The FLNKS is also fiercely opposed to AenC proposals to withdraw New Caledonia from the list of non-self-governing territories and the UN Special Committee on Decolonisation. International scrutiny of French policies has been a long-standing element of the FLNKS quest for self-determination, but is anathema to many politicians on the Right, who have argued publicly for the removal of New Caledonia from the UN list.

Just one third of members in the new 2019-24 Congress can call for another referendum on self-determination: after Sunday’s vote, the FLNKS will certainly have the numbers to proceed to a second poll. Before then, however, the incoming Congress must choose a new Speaker and also a government of between 5 and 11 members. With current President of New Caledonia Philippe Germain announcing he will take a “step back” from political life, the looming tussle over the Presidency of the country will test everyone’s commitment to dialogue and consensus.

The tensions between the two major Right-wing forces will likely continue as New Caledonia tries to forge a multi-party government after the elections, according to independence activist Louis Mapou, a leading member of the Parti de Liberation Kanak (Palika). Standing for office on the FLNKS Sud list in the Southern Province, Mapou is dismissive of their anti-independence opponents.

“Since the referendum, we’re in a new political situation,” he said. “We need two or three more seats in the South so that Avenir en Confiance and Calédonie ensemble do not hold a majority in the Congress. There is little chance that an alliance can be made between them in this last term of the Congress under the Noumea Accord. The ditch between Avenir en Confiance and Calédonie ensemble is so deep that they won’t be able to get out of it.”
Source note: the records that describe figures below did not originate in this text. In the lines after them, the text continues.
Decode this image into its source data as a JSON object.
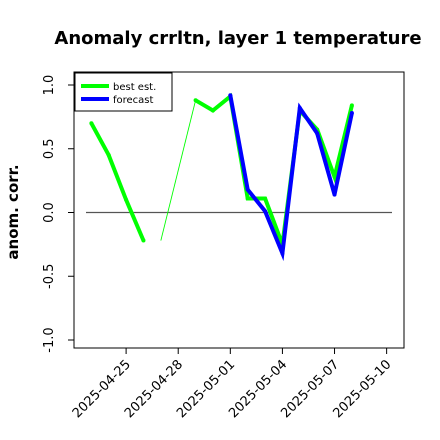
{
  "chart_data": {
    "type": "line",
    "title": "Anomaly crrltn, layer 1 temperature",
    "xlabel": "",
    "ylabel": "anom. corr.",
    "ylim": [
      -1.0,
      1.0
    ],
    "x_range": [
      "2025-04-22",
      "2025-05-11"
    ],
    "y_ticks": [
      "1.0",
      "0.5",
      "0.0",
      "-0.5",
      "-1.0"
    ],
    "y_tick_values": [
      1.0,
      0.5,
      0.0,
      -0.5,
      -1.0
    ],
    "x_ticks": [
      "2025-04-25",
      "2025-04-28",
      "2025-05-01",
      "2025-05-04",
      "2025-05-07",
      "2025-05-10"
    ],
    "highlight_tick": "2025-05-01",
    "highlight_color": "#228b22",
    "reference_line": 0.0,
    "legend_position": "top-left",
    "legend": [
      "best est.",
      "forecast"
    ],
    "series": [
      {
        "name": "best est.",
        "color": "#00ff00",
        "dates": [
          "2025-04-23",
          "2025-04-24",
          "2025-04-25",
          "2025-04-26",
          "2025-04-27",
          "2025-04-29",
          "2025-04-30",
          "2025-05-01",
          "2025-05-02",
          "2025-05-03",
          "2025-05-04",
          "2025-05-05",
          "2025-05-06",
          "2025-05-07",
          "2025-05-08"
        ],
        "values": [
          0.7,
          0.45,
          0.1,
          -0.22,
          null,
          0.88,
          0.8,
          0.91,
          0.11,
          0.11,
          -0.25,
          0.8,
          0.65,
          0.28,
          0.84
        ]
      },
      {
        "name": "forecast",
        "color": "#0000ff",
        "dates": [
          "2025-05-01",
          "2025-05-02",
          "2025-05-03",
          "2025-05-04",
          "2025-05-05",
          "2025-05-06",
          "2025-05-07",
          "2025-05-08"
        ],
        "values": [
          0.92,
          0.18,
          0.01,
          -0.32,
          0.82,
          0.62,
          0.14,
          0.78
        ]
      }
    ],
    "connector": {
      "color": "#00ff00",
      "dates": [
        "2025-04-27",
        "2025-04-29"
      ],
      "values": [
        -0.22,
        0.88
      ]
    }
  }
}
Roch Wamytan, the head of the FLNKS Sud list, also emphasised that the main barrier to independence for New Caledonia was in Paris, not Noumea. Speaking to an election meeting this week in Koutio, Wamytan said: “Even with all these political parties before us, we should remember that our adversary is the French State, and the French State does not want this country to become independent….Our adversary is not the political parties ranged before us – it’s the state that is behind them, the French State that colonised our country.”